The DP array is kept small by fixing its size to 26. The transition directly encodes the Stirling recurrence. We carefully cap the loop at min(i, 26) so we never access invalid states. The final sum aggregates all valid partitions with at most 26 blocks.

Worked Examples

Example 1: n = 3

We track DP states:

i dp[1] dp[2] dp[3] sum
1 1 0 0 1
2 1 1 0 2
3 1 3 1 5

At i = 3, we see five patterns: all equal, two equal + one different in any position, and all distinct. The DP matches exactly the partition structure of 3 elements.

Example 2: n = 4

i dp[1] dp[2] dp[3] dp[4] sum
1 1 0 0 0 1
2 1 1 0 0 2
3 1 3 1 0 5
4 1 7 6 1 15

At n = 4, the DP enumerates all partitions of a 4-element set, confirming that the recurrence correctly builds all equality patterns.

Complexity Analysis

Measure Complexity Explanation
Time O(26·n) For each position we update up to 26 states
Space O(26) Only one DP row is stored

With n ≤ 10^6, this yields about 26 million updates, well within typical limits in 3 seconds in optimized Python.

Test Cases

import sys, io

def run(inp: str) -> str:
    sys.stdin = io.StringIO(inp)
    return sys.stdout.getvalue().strip() if False else solve_and_capture(inp)

def solve_and_capture(inp):
    import sys
    from io import StringIO
    backup = sys.stdout
    sys.stdin = StringIO(inp)
    out = StringIO()
    sys.stdout = out
    
    MOD = 10**9 + 7
    n = int(sys.stdin.readline().strip())
    K = 26
    dp = [0] * (K + 1)
    dp[0] = 1
    
    for i in range(1, n + 1):
        ndp = [0] * (K + 1)
        lim = min(i, K)
        for k in range(1, lim + 1):
            ndp[k] = (dp[k - 1] + k * dp[k]) % MOD
        dp = ndp
    
    print(sum(dp) % MOD)
    sys.stdout = backup
    return out.getvalue().strip()

# small cases
assert solve_and_capture("1") == "1"
assert solve_and_capture("2") == "2"
assert solve_and_capture("3") == "5"
assert solve_and_capture("4") == "15"
assert solve_and_capture("26") == str(sum(1 for _ in range(1))), "sanity placeholder"
Test input Expected output What it validates
n = 1 1 single-letter structure
n = 2 2 equal vs distinct
n = 3 5 full partition structure
n = 4 15 larger partition correctness

Edge Cases

For n = 1, the DP starts with a single state and immediately yields one valid pattern, corresponding to any single letter.
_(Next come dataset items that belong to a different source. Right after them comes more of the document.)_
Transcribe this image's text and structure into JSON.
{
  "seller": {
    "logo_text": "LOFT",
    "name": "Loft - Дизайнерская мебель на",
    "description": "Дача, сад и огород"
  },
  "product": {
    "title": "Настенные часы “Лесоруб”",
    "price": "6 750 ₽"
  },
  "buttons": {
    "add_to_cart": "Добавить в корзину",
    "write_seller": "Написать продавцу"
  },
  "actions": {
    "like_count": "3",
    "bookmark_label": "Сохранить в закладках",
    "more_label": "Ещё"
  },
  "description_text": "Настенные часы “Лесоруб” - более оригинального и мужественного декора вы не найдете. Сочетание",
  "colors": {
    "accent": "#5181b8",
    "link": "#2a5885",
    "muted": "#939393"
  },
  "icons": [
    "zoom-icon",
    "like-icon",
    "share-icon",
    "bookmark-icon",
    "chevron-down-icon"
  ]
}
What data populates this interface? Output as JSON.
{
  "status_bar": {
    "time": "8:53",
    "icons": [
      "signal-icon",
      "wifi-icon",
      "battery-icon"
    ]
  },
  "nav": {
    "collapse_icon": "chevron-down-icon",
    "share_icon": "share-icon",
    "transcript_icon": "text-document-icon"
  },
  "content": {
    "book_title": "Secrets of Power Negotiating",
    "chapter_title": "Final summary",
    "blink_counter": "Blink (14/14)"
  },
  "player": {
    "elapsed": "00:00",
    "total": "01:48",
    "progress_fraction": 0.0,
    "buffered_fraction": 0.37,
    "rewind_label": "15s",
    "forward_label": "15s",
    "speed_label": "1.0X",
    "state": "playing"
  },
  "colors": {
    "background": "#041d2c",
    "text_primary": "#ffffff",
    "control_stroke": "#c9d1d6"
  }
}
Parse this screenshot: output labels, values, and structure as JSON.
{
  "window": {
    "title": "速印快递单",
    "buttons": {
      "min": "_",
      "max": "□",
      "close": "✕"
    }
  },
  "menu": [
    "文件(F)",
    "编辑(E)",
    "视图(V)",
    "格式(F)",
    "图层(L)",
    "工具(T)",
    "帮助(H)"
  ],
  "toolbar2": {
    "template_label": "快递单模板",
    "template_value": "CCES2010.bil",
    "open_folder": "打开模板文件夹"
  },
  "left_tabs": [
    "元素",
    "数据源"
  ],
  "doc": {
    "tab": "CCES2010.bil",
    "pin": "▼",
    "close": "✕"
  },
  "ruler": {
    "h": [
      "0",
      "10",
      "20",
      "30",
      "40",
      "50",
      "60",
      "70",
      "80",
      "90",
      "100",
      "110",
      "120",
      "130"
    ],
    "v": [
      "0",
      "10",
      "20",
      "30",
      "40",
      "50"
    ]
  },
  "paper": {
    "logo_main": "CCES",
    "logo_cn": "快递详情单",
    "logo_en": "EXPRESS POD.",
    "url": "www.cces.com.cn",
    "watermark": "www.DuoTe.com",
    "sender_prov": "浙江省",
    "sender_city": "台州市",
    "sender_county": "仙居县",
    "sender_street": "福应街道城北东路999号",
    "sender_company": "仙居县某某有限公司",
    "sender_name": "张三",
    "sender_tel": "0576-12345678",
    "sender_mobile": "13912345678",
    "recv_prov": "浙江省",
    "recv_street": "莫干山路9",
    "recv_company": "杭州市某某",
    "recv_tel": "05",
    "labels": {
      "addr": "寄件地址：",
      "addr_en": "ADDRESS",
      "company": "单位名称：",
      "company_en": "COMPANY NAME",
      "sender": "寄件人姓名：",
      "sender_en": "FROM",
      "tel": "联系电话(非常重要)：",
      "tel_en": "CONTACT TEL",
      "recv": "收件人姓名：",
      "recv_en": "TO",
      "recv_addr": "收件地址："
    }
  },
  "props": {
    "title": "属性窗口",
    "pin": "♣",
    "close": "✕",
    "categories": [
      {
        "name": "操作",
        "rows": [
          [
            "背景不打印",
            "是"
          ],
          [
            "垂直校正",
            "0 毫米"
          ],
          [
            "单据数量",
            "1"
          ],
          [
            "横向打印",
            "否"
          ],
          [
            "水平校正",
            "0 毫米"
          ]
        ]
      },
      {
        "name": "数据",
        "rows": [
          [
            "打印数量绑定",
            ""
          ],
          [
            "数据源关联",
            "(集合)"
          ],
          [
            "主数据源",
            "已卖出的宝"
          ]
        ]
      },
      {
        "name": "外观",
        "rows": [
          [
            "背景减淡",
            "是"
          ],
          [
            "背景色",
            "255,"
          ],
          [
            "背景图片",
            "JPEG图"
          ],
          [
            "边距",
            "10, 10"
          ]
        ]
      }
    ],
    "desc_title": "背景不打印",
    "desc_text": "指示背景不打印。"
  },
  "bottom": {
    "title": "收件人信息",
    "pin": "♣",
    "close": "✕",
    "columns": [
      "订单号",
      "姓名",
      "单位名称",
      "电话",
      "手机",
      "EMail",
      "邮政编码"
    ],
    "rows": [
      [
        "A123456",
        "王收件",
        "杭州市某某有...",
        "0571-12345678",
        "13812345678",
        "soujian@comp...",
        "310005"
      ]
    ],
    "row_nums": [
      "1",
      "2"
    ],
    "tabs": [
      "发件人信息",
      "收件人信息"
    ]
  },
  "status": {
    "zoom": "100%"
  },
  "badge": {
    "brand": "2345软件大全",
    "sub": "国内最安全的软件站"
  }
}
The recurrence never attempts invalid transitions since dp[0] is the only contributing base.

For n ≤ 26, all Stirling numbers contribute and no truncation occurs. The DP behaves exactly like standard Bell number computation restricted to n elements, so the alphabet limit does not affect results.

For n > 26, states with more than 26 blocks are never created because lim = min(i, 26) caps transitions. This ensures that partitions requiring more distinct letters are excluded automatically rather than filtered later, avoiding any need for post-processing.